A.悪い癖、その他色々な原因が考えられます
悪い歯並びになる原因としては、乳歯のむし歯・悪い癖・親から子へ代々受け継がれる遺伝や母体内での影響などが考えられます。 顔や顎の成長する大事な時期に悪い癖が長く続くと、歯並びが悪くなるだけでなく顔の形にまで影響しますから、できるだけ早く見つけ、止めさせるようにしなければなりません。 悪い癖で多いのが指しゃぶりですが、これをいつまでも続けると出っ歯になってしまいます。 しかし、3歳くらいまでに止めさせれば、そう心配はいりません。
ところで、今一番問題になっているのは食べ物が軟らかくなり、時間をかけてしっかりとかまなくなった事です。軟らかい食べ物はほとんどかまなくても食べられるので、かむ回数も1回の食事で5〜600回と戦前と比べて半分に、大昔の人々と比べると1/6の回数に減っています。 硬い物を食べないと顎が正しく成長しないので、歯の生える場所が狭く 乱ぐい歯 ・ 八重歯 などになってしまいます。
歯の健康のためには、適当に硬く加工し過ぎないで、しかも繊維を多く含んだ食品を食べるべきです。 いくら忙しくてもインスタント食品はなるべくひかえ、家族全員で食卓を囲み、しっかりと何度もかむようにしたいものです。
A.悪い歯並びは、全身の健康に影響します
歯並びが悪いと重なり合う部分の清掃がうまくできないので、むし歯や歯槽膿漏などの病気になりやすくなります。 また、正しくかめないと顎の関節が悪くなり、不快な頭痛や耳鳴りなどをおこします。食べ物のこなれも悪くなるので、胃腸に負担がかかり全身の健康にも影響します。 「出っ歯」の人は前歯が空いているので麺類は奥歯でかむか、舌で押し潰すようにして食べなければなりません。「受け口」の人は奥歯でかみしめるたびに下の顎が前に突き出し、変な顔つきになります。
関節が悪くなり食事のたびにコリコリ音がするとか、上手にかめないので時間がかかり、他の人と食事をする時はいつもあまりかまずに飲み込んでしまう人もありました。 また、「受け口」や「歯がかみ合わずに開いている人」は、舌足らずで歯切れの悪い発音になるので人前で話したがりません。

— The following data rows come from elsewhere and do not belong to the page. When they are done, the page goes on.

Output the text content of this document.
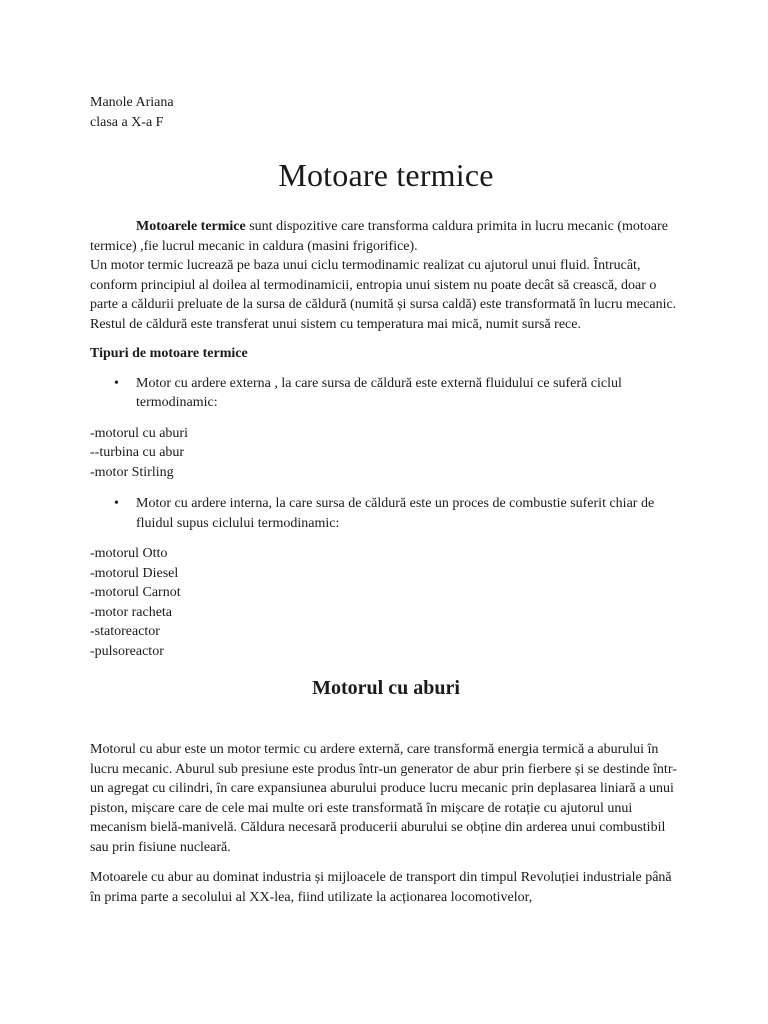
Manole Ariana

clasa a X-a F

Motoare termice
Motoarele termice sunt dispozitive care transforma caldura primita in lucru mecanic (motoare termice) ,fie lucrul mecanic in caldura (masini frigorifice).
Un motor termic lucrează pe baza unui ciclu termodinamic realizat cu ajutorul unui fluid. Întrucât, conform principiul al doilea al termodinamicii, entropia unui sistem nu poate decât să crească, doar o parte a căldurii preluate de la sursa de căldură (numită și sursa caldă) este transformată în lucru mecanic. Restul de căldură este transferat unui sistem cu temperatura mai mică, numit sursă rece.

Tipuri de motoare termice

• Motor cu ardere externa , la care sursa de căldură este externă fluidului ce suferă ciclul termodinamic:
-motorul cu aburi
--turbina cu abur
-motor Stirling
• Motor cu ardere interna, la care sursa de căldură este un proces de combustie suferit chiar de fluidul supus ciclului termodinamic:
-motorul Otto
-motorul Diesel
-motorul Carnot
-motor racheta
-statoreactor
-pulsoreactor
Motorul cu aburi

Motorul cu abur este un motor termic cu ardere externă, care transformă energia termică a aburului în lucru mecanic. Aburul sub presiune este produs într-un generator de abur prin fierbere și se destinde într-un agregat cu cilindri, în care expansiunea aburului produce lucru mecanic prin deplasarea liniară a unui piston, mișcare care de cele mai multe ori este transformată în mișcare de rotație cu ajutorul unui mecanism bielă-manivelă. Căldura necesară producerii aburului se obține din arderea unui combustibil sau prin fisiune nucleară.

Motoarele cu abur au dominat industria și mijloacele de transport din timpul Revoluției industriale până în prima parte a secolului al XX-lea, fiind utilizate la acționarea locomotivelor,
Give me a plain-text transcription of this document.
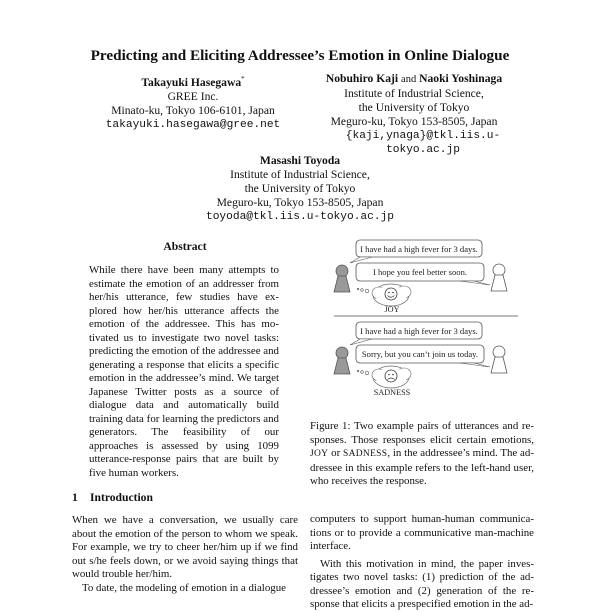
Predicting and Eliciting Addressee’s Emotion in Online Dialogue
Takayuki Hasegawa*
GREE Inc.
Minato-ku, Tokyo 106-6101, Japan
takayuki.hasegawa@gree.net
Nobuhiro Kaji and Naoki Yoshinaga
Institute of Industrial Science,
the University of Tokyo
Meguro-ku, Tokyo 153-8505, Japan
{kaji,ynaga}@tkl.iis.u-tokyo.ac.jp
Masashi Toyoda
Institute of Industrial Science,
the University of Tokyo
Meguro-ku, Tokyo 153-8505, Japan
toyoda@tkl.iis.u-tokyo.ac.jp
Abstract
While there have been many attempts to estimate the emotion of an addresser from her/his utterance, few studies have explored how her/his utterance affects the emotion of the addressee. This has motivated us to investigate two novel tasks: predicting the emotion of the addressee and generating a response that elicits a specific emotion in the addressee’s mind. We target Japanese Twitter posts as a source of dialogue data and automatically build training data for learning the predictors and generators. The feasibility of our approaches is assessed by using 1099 utterance-response pairs that are built by five human workers.
1 Introduction

When we have a conversation, we usually care about the emotion of the person to whom we speak. For example, we try to cheer her/him up if we find out s/he feels down, or we avoid saying things that would trouble her/him.

To date, the modeling of emotion in a dialogue

computers to support human-human communications or to provide a communicative man-machine interface.

With this motivation in mind, the paper investigates two novel tasks: (1) prediction of the addressee’s emotion and (2) generation of the response that elicits a prespecified emotion in the ad-

I have had a high fever for 3 days.
I hope you feel better soon.
JOY
I have had a high fever for 3 days.
Sorry, but you can’t join us today.
SADNESS
Figure 1: Two example pairs of utterances and responses. Those responses elicit certain emotions, JOY or SADNESS, in the addressee’s mind. The addressee in this example refers to the left-hand user, who receives the response.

歯並びの悪い人たちが程度の差こそあれ、それぞれ大変な苦労をしていると思うと本当に気の毒です。お子さんがなにも言わなかったなどと言って、悪い歯並びを放置したままではかわいそうです。
A.余分な心配をしなくても大丈夫ですよ!
よくある質問はこちらです
●「食べ物」について
歯を動かすのに小さな器具や細い線を使いますが、無理をするとこわれる事もあります。 ですから、器具や線にくっつきやすいお餅やチューインガムなどは制限されますが、その他の普通の食べ物は全く自由です。
● 「痛み」について
痛みの感じ方にも個人差があり全く平気な人もあれば、器具が粘膜にすれたり歯が浮いたりして痛いと訴える人もあります。 そのような時でも数日で慣れてしまって、すぐになんともなくなるので心配はいりません。
● 「抜歯」について
歯を抜かないと治せない事もあります。
昔に比べて現代は食べ物が軟らかくなり、あまり咬まなくても食べる事が出来るようになりました。 その結果、現代人の顎はずいぶんと小さくなりました。 ところが歯の数は昔のままなので生える場所がなく、歪んでしまう事が多くなったのです。 そこで歯と顎の大きさを調和させるためには、歯の数を減らさなければなりません。 自分の身体に合った大きさの洋服を着るように、歯の数も顎の大きさに調和していればよいのです。 「良い歯を抜く」のではなく「余分な歯を捨てる」のです。しかし治療法が進み、以前と比べると歯を抜く事もかなり少なくなっています。
●「いじめ」について
歯に器具をつけるので嫌がる人は多いようです。 他の人はつけていないのに自分だけが器具をつけて恥かしいとか、いじめられないかと心配しています。 しかし思いきって治療を始めてみると、不必要な心配であった事がすぐにわかります。 器具をつけて初めて他の人に会った日は、皆の目がそこに集まって質問ぜめにあい一日中説明しなければならないでしょう。 でも、人の好奇心はそう長続きしないもので、いつまでも人気者ではおれません。 余分な心配をしなくて良いのです。
●「治療中に留学や転勤で通院できなくなる場合」について
治療途中に転居される場合、転居先の矯正歯科医あるいは大学病院の矯正科をご紹介します。先方へは歯の模型、X線写真、治療の記録などの資料や紹介状をお渡ししますので、安心して治療を続けていただけます。 海外へ行かれる場合でも、世界中の矯正歯科医の名簿を用意し、いつでもご紹介できる体制が整っています。